Ich sehe ihn noch in der Kirche hantieren, an den Vorabenden der hohen Feste, wenn wir Messediener beim Schmücken helfen mußten - oder durften. Er hatte in seinem Wesen eine wohltuende Mischung von Ehrerbietung und profaner Natürlichkeit. Er beugte sich vor der Gottheit und vor ihrer Allgegenwart im Tempel wie ein freier Mann sich vor einem König beugt, ohne Bewußtheit, ohne Absicht, das Verhältnis zu betonen, so wie ein gesunder und freier Bauer auf der Gewann die Mütze vor einem Wegkreuz zöge. Er wußte in der Liturgie Bescheid bis in die heimlichsten Eckchen, berechnete die Festesdaten, schlug die Choräle auf, holte vor Himmelfahrt, Pfingsten, Fronleichnam, Weihnachten, Ostern und minderen Festen die Altarsträuße, Fahnen, Meßgewänder, Leuchter und alle Schmuckstücke secundum ordinem hervor und stellts sie auf, gewandt, geräuschlos, ohne mehr Worte, als nötig waren, sich den jungen Gehilfen verständlich zu machen. Ich werde es ihm nie vergessen, wie er mir einmal eine Probe seines Gerechtigkeitssinnes gab. Wir standen zu ein paar der jüngsten Chorknaben zwischen den Kirchenbänken, über die quer eine Fahnenstange lag. Neben der Stange standen auf einer Bank ein paar Porzellanvasen mit goldblechernen Altarsträußen. Mein Kamerad drängte mich heimtückisch wider die Stange, daß ich hinfiel und im Sturz die Vasen herunterwarf. Zornig kam der Küster auf uns zu und ohrfeigte - den andern. Und als der protestierte, sagte er lächelnd: Sei still, ich hab’s gesehen, wie du ihn angestoßen hast.
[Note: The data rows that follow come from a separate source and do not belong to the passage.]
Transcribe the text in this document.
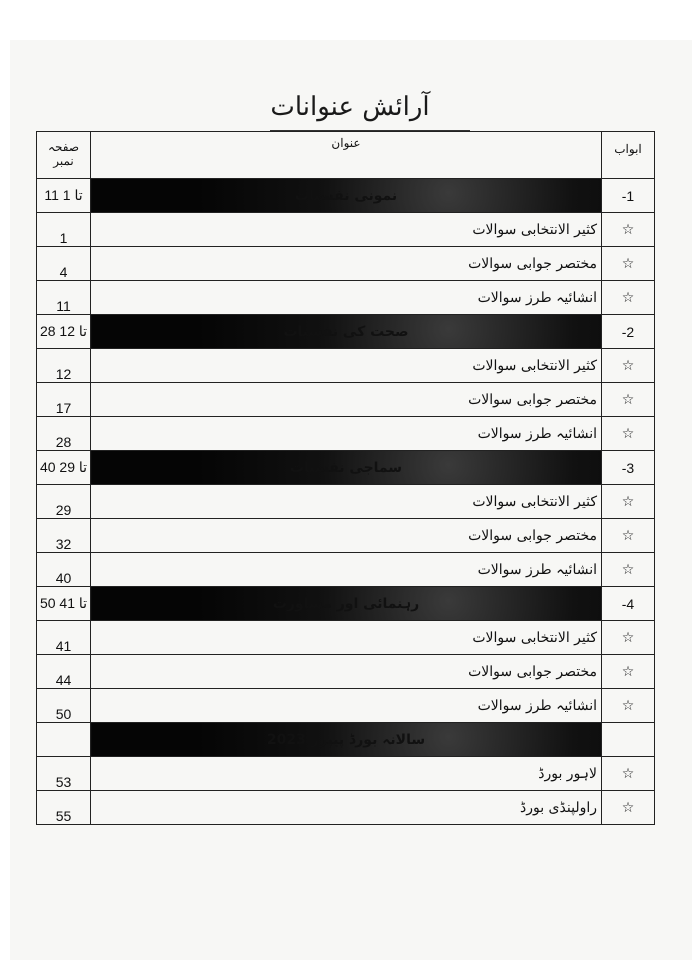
آرائش عنوانات
صفحہ نمبر	عنوان	ابواب
11 تا 1	نمونی نفسیات	-1
1	کثیر الانتخابی سوالات	☆
4	مختصر جوابی سوالات	☆
11	انشائیہ طرز سوالات	☆
28 تا 12	صحت کی نفسیات	-2
12	کثیر الانتخابی سوالات	☆
17	مختصر جوابی سوالات	☆
28	انشائیہ طرز سوالات	☆
40 تا 29	سماجی نفسیات	-3
29	کثیر الانتخابی سوالات	☆
32	مختصر جوابی سوالات	☆
40	انشائیہ طرز سوالات	☆
50 تا 41	رہنمائی اور مشاورت	-4
41	کثیر الانتخابی سوالات	☆
44	مختصر جوابی سوالات	☆
50	انشائیہ طرز سوالات	☆
	سالانہ بورڈ پیپرز 2023	
53	لاہور بورڈ	☆
55	راولپنڈی بورڈ	☆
Und dann, die fröhlichen Waldfahrten der Messediener am Vorabend von Fronleichnam, voran der Rische Franz mit seiner Krummhacke, auf der Suche nach Maien, die wir dem Förster zum Tort im Wald klauen mußten. Um die Zeit waren immer schon an einem Baum die Kirschen reif, und dieser Baum - Uedems hire Kieschebaam - stand zufällig an unserm Weg zum Wald. Und so kommt es, daß der alte Küster und Lauda Sion und erste Kirschen und junges Buchenlaub in meinen Erinnerungen immer zusammengehören werden.
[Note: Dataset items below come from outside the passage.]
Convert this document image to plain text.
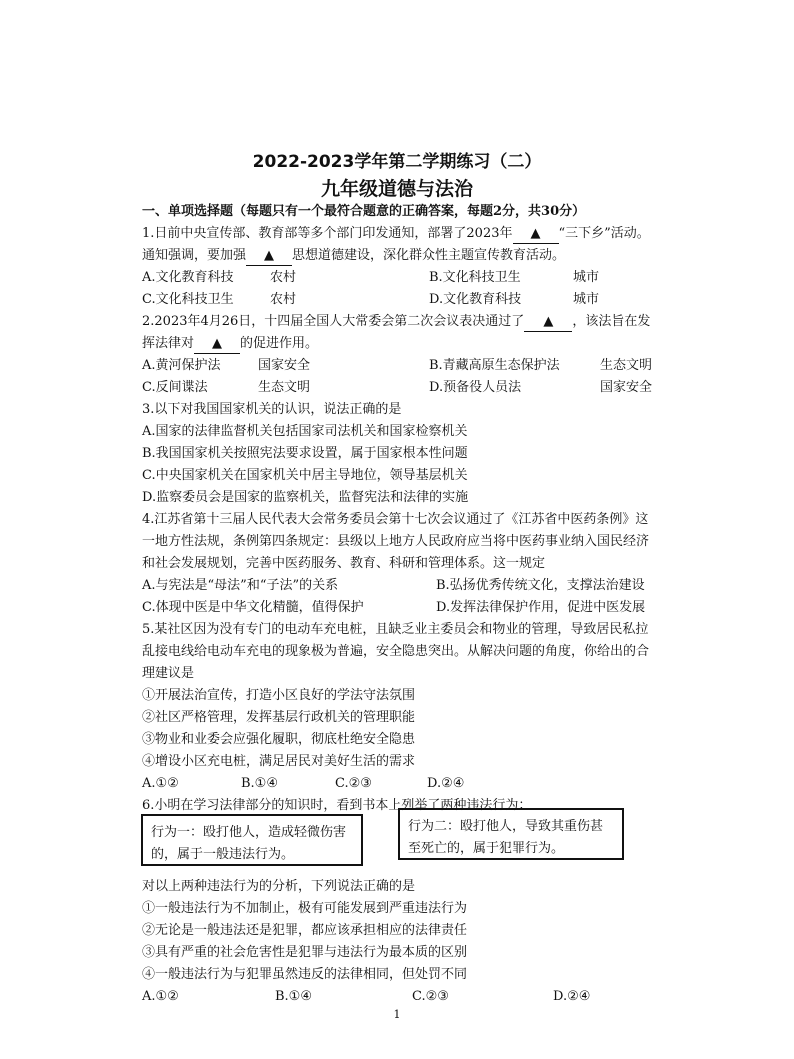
2022-2023学年第二学期练习（二）
九年级道德与法治
一、单项选择题（每题只有一个最符合题意的正确答案，每题2分，共30分）
1.日前中央宣传部、教育部等多个部门印发通知，部署了2023年 ▲ “三下乡”活动。
通知强调，要加强 ▲ 思想道德建设，深化群众性主题宣传教育活动。
A.文化教育科技	农村	B.文化科技卫生	城市
C.文化科技卫生	农村	D.文化教育科技	城市
2.2023年4月26日，十四届全国人大常委会第二次会议表决通过了 ▲ ，该法旨在发
挥法律对 ▲ 的促进作用。
A.黄河保护法	国家安全	B.青藏高原生态保护法	生态文明
C.反间谍法	生态文明	D.预备役人员法	国家安全
3.以下对我国国家机关的认识，说法正确的是
A.国家的法律监督机关包括国家司法机关和国家检察机关
B.我国国家机关按照宪法要求设置，属于国家根本性问题
C.中央国家机关在国家机关中居主导地位，领导基层机关
D.监察委员会是国家的监察机关，监督宪法和法律的实施
4.江苏省第十三届人民代表大会常务委员会第十七次会议通过了《江苏省中医药条例》这
一地方性法规，条例第四条规定：县级以上地方人民政府应当将中医药事业纳入国民经济
和社会发展规划，完善中医药服务、教育、科研和管理体系。这一规定
A.与宪法是“母法”和“子法”的关系	B.弘扬优秀传统文化，支撑法治建设
C.体现中医是中华文化精髓，值得保护	D.发挥法律保护作用，促进中医发展
5.某社区因为没有专门的电动车充电桩，且缺乏业主委员会和物业的管理，导致居民私拉
乱接电线给电动车充电的现象极为普遍，安全隐患突出。从解决问题的角度，你给出的合
理建议是
①开展法治宣传，打造小区良好的学法守法氛围
②社区严格管理，发挥基层行政机关的管理职能
③物业和业委会应强化履职，彻底杜绝安全隐患
④增设小区充电桩，满足居民对美好生活的需求
A.①②	B.①④	C.②③	D.②④
6.小明在学习法律部分的知识时，看到书本上列举了两种违法行为：
行为一：殴打他人，造成轻微伤害的，属于一般违法行为。
行为二：殴打他人，导致其重伤甚至死亡的，属于犯罪行为。
对以上两种违法行为的分析，下列说法正确的是
①一般违法行为不加制止，极有可能发展到严重违法行为
②无论是一般违法还是犯罪，都应该承担相应的法律责任
③具有严重的社会危害性是犯罪与违法行为最本质的区别
④一般违法行为与犯罪虽然违反的法律相同，但处罚不同
A.①②	B.①④	C.②③	D.②④
1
Und die Winterabende, in der Gesangschule: Wenn die stimmbegabte Männer- u. Knabenwelt des Dorfes sich im Schulsaal um den brummenden Kolonnenofen sammelte und die Chöre einübte, die ihnen der Dicks aus dem Schloß oder der Vesque Jang von Diekirch geschenkt hatten: Aus der „Weißen Dame“ das Lied von der tapfern Schar Avenel’s, oder: Jeder Schäfer wird jetzt kühner - Sanfter jede Schäferin. - Und: Freiheit, Freiheit ist nur in dem Reich der Träume. - Und: Das Lied vom Wein ist leicht und klein, und viele andere, die ganz sicher schöner waren, als alle Chœurs de concours der letzten dreißig, vierzig Jahre.
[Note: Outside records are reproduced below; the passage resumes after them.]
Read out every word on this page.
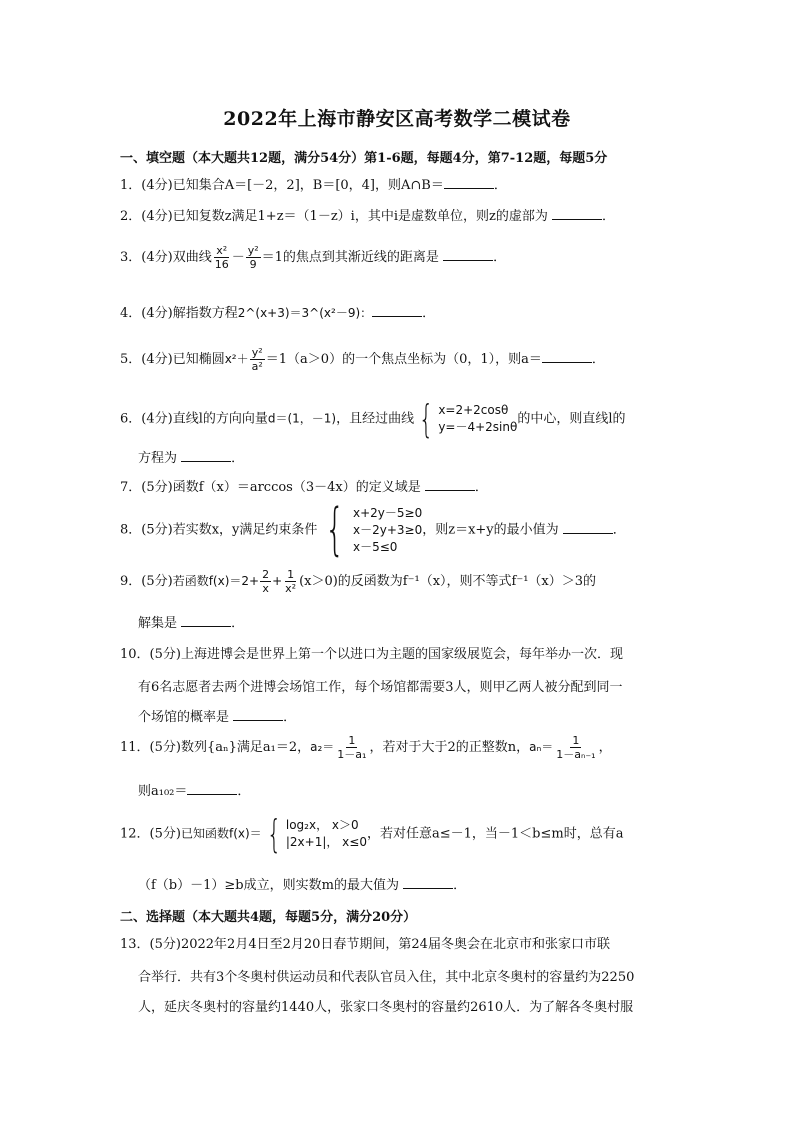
2022年上海市静安区高考数学二模试卷
一、填空题（本大题共12题，满分54分）第1-6题，每题4分，第7-12题，每题5分
1．(4分)已知集合A＝[－2，2]，B＝[0，4]，则A∩B＝	．
2．(4分)已知复数z满足1+z＝（1－z）i，其中i是虚数单位，则z的虚部为	．
3．(4分)双曲线 $\frac{\text{x²}}{16} - \frac{\text{y²}}{9} =1$的焦点到其渐近线的距离是	．
4．(4分)解指数方程2^(x+3)＝3^(x²－9)：	．
5．(4分)已知椭圆$x^2+ \frac{\text{y²}}{\text{a²}} =1(a>0)$的一个焦点坐标为（0，1），则a＝	．
6．(4分)直线l的方向向量d＝(1，－1)，且经过曲线 { x=2+2cosθ
y=－4+2sinθ
的中心，则直线l的
方程为	．
7．(5分)函数f（x）＝arccos（3－4x）的定义域是	．
8．(5分)若实数x，y满足约束条件 { x+2y－5≥0
x－2y+3≥0
x－5≤0
，则z＝x+y的最小值为	．
9．(5分)若函数$f(x)=2+ \frac{2}{x} + \frac{1}{\text{x²}} (x>0)$的反函数为f⁻¹（x），则不等式f⁻¹（x）＞3的
解集是	．
10．(5分)上海进博会是世界上第一个以进口为主题的国家级展览会，每年举办一次．现
有6名志愿者去两个进博会场馆工作，每个场馆都需要3人，则甲乙两人被分配到同一
个场馆的概率是	．
11．(5分)数列{aₙ}满足a₁＝2，$a_2= \frac{1}{\text{1－a₁}}$ ，若对于大于2的正整数n，$a_n= \frac{1}{\text{1－aₙ₋₁}}$ ，
则a₁₀₂＝	．
12．(5分)已知函数f(x)＝ { log₂x， x＞0
|2x+1|， x≤0
，若对任意a≤－1，当－1＜b≤m时，总有a
（f（b）－1）≥b成立，则实数m的最大值为	．
二、选择题（本大题共4题，每题5分，满分20分）
13．(5分)2022年2月4日至2月20日春节期间，第24届冬奥会在北京市和张家口市联
合举行．共有3个冬奥村供运动员和代表队官员入住，其中北京冬奥村的容量约为2250
人，延庆冬奥村的容量约1440人，张家口冬奥村的容量约2610人．为了解各冬奥村服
Heute werden sie ihm daheim zum Abschied singen: „Ruhe in Frieden - Selig geschieden“ - auf die Weise: „Wie sie so sanft ruh’n - Alle die Seligen“ - wozu er seit anderthalb Menschenaltern unzählige Male den Takt an offenen Gräbern geschlagen hat.
Und er wird sanft ruhn, vielleicht zum ersten Mal, seit ihn das Leben in seine harteu Hände genommen hatte.